Perhaps this is one reason why only the US, of the 12 countries worldwide (see Countries requiring a vote on pay, below) now requiring some kind of shareholder vote on compensation, saw so much controversy over the mechanics of say on pay.

But the US is now in step and, significantly, companies there have to disclose in their compensation discussion & analysis whether and how they have taken into account the results of their last say-on-pay votes in determining their current compensation policies.

For ISS, that means companies with more than 30 percent opposition in 2011 (Glass Lewis’ cut-off is 25 percent) will have to give a clear response on improvements to their pay practices if they want a ‘yes’ vote this year.

James Barrall of lawyers Latham & Watkins says the ISS policy ‘puts 164 companies on the Russell 3000 Index in the crucible, including 50 S&P 500 companies.’

The most exposed, says Barrall, are the eight S&P 500 companies and the 38 Russell 3000 firms that got a 50 percent (or lower) support level.

GMI dubbed these results ‘maybe on pay’; and Paul Hodgson of GMI suggested that where votes in favor were very low, this often prompted investors who had voted yes ‘to take another look and see whether they were missing something.’

What they are typically looking for is any disconnect between pay and performance or between one company and the others in its peer group. But what does that peer group comprise and who decides this?
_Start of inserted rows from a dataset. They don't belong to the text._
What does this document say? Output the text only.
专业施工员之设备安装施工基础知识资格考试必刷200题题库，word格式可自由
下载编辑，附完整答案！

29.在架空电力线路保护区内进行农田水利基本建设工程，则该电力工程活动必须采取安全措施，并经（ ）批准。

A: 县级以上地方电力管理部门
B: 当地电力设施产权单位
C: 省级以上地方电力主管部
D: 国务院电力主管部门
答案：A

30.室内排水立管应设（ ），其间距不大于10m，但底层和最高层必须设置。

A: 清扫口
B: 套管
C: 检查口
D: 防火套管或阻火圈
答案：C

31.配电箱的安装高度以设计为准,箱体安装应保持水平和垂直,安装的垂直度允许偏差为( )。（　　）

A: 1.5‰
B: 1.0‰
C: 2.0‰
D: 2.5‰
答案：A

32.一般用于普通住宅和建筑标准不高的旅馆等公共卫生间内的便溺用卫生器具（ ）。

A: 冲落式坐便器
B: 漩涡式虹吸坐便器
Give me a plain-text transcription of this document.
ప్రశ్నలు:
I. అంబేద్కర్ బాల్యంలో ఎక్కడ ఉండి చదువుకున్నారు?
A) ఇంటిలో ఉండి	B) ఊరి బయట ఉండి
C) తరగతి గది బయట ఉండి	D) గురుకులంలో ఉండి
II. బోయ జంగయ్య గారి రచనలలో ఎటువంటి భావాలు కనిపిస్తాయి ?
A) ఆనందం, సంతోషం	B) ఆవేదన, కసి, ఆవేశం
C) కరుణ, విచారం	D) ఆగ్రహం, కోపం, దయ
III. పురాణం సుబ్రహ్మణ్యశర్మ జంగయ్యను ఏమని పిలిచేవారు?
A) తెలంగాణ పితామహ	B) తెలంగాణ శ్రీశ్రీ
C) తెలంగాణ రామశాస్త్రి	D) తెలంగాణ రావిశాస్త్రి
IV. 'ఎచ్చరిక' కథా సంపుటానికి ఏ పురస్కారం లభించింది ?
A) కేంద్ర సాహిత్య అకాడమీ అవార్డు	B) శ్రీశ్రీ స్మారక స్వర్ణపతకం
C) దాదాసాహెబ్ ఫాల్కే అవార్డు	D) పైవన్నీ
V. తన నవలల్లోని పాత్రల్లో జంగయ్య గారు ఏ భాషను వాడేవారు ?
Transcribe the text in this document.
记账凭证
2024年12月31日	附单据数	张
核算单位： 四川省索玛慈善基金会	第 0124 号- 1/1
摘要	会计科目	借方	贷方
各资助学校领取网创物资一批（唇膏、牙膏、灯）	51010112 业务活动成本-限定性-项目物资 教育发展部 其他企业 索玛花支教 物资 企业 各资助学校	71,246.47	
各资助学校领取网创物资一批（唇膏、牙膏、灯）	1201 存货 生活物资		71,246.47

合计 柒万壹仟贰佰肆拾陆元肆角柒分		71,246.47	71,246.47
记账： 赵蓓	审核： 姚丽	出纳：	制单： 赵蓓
Anne Sheehan, director of corporate governance at CalSTRS, acknowledged in a Harvard Law School blog in late February ‘the challenges companies face when selecting a peer group and that peer groups are entwined with performance measurement and compensation.’

But she charges that in some cases companies’ justification for selecting a particular peer group ‘is unacceptable because the number of companies in the group is too large, the sheer size of the companies is mismatched, or the peers are in an unrelated industry.’

Change in policy

ISS plans to evaluate CEO pay and relative performance against a peer group of its own choosing. This is a new policy for ISS, which says it will select peer groups of 14-24 companies on the basis of size (market cap, revenues, assets) and industry (the relevant Global Industry Classification Standard group).

It will also test the connection between pay and performance over the past five years, in another change from its past approach.

So companies have their work cut out for 2012. They will need a strong, clear narrative in their proxies on the question of pay for performance; and those in any doubt about the likelihood of getting a positive vote through should be engaging in active dialogue with shareholders sooner rather than later.

They might also think to include an executive summary at the beginning of the proxy statement, which proved popular with both shareholders and the SEC last year.

This year will at least be easier than 2013, when the SEC will have finally issued its disclosure rules on pay for performance.

In the meantime, in 2012, and for many years to come, the challenge for companies will be to bring their IR professionals and legal teams together to help senior managements and boards, wherever possible, to engage in constructive dialogue with shareholders – and just maybe find solutions in the common interests of both.